Whether you notice a decline in your parents ability to take care of themselves or perform certain daily activities, you should encourage them in you talks to be tested for Alzheimer's disease and the symptoms of dementia they could be experiencing.

If your loved one is unable to perform these activities that have been so much a part of their quality or life and independence, or do them safely, there are mechanical aides available. Again, you, a family member, friend, or neighbor can assist you in recognizing the decline.

They can also help you with care, or you can engage the services of home health care professionals.

Ultimately, the primary goal is maintaining their quality of life and safety, while helping them maintain as much independence as possible. This should be made clear to them in your Loving Care Talk.
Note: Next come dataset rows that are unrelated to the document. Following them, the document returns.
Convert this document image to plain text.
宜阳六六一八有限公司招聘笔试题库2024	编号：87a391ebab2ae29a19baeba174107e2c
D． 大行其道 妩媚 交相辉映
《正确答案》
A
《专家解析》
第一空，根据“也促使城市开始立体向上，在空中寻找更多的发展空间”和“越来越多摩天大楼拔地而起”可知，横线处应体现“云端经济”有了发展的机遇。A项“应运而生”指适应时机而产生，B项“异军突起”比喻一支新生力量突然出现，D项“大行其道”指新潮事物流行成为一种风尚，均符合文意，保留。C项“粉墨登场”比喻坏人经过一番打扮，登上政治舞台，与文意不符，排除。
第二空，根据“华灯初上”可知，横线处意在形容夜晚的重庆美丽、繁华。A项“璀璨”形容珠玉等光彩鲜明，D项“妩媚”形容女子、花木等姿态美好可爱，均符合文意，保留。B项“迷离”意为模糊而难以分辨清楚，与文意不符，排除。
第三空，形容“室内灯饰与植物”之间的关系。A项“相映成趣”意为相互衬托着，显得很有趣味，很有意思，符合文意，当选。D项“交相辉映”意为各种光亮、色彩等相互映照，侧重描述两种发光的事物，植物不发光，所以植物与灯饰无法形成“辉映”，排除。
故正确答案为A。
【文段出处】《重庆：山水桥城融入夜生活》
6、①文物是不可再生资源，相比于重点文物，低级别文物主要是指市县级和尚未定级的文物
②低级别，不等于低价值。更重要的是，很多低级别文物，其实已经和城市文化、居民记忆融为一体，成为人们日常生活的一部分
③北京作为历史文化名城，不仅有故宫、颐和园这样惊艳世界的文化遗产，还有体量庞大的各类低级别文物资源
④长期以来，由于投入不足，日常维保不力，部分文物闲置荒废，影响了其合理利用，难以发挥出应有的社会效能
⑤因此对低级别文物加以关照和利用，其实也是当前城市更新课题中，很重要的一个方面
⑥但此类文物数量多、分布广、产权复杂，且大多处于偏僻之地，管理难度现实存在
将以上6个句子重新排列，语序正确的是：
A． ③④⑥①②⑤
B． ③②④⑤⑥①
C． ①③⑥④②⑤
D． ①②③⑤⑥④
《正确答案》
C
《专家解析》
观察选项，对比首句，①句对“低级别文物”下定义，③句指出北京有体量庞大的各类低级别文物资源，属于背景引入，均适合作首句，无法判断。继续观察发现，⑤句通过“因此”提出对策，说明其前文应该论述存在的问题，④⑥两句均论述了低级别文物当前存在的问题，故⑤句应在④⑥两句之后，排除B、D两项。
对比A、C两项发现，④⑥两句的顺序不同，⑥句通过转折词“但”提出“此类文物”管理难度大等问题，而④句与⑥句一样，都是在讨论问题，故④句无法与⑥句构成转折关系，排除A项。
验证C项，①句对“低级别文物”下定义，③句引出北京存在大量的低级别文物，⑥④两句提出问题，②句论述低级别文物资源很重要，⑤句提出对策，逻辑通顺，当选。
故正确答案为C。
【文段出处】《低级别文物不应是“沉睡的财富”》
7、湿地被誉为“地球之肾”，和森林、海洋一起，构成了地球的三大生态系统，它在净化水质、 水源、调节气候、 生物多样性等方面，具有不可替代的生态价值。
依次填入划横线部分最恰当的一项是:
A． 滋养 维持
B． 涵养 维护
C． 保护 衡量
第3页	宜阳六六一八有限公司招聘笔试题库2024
As you take care of them over time, you need to find realistic ways to minimize the effects their decline has on you and your family

Additional reading:

Listen to God's Words

Do not cast me off in the time of old age; forsake me not when my strength is spent.

(Psalm 71:9)

Anyone who does not provide for their relatives, and especially for their own household, has denied the faith and is worse than an unbeliever. (1 Timothy 5:8)

Stand up in the presence of the aged, show respect for the elderly and revere your God. I am the Lord. (Leviticus 19:32)

In the Words of Others

"To care for those who once cared for us is one of the highest honors." Tia Walker

"Our aging parents deserve the same loving care they gave us in infancy." Kamil Ali

"Caring for our seniors is perhaps the greatest responsibility we have. Those who walked before us have given us so much and made possible the life we all enjoy." John Hoeven

Think About It

  • If you have aging parents, regardless of their physical, mental, or emotional condition, answer the first questions about their current and preferred living arrangements.

  • If you're currently caring for your parent or parents, describe the changes that occur in your life and that of your family. What are some of the things you could have done differently?

  • Describe why caring for your aging parents and grandparents is an important part of living your faith, especially if you walk as a Christian.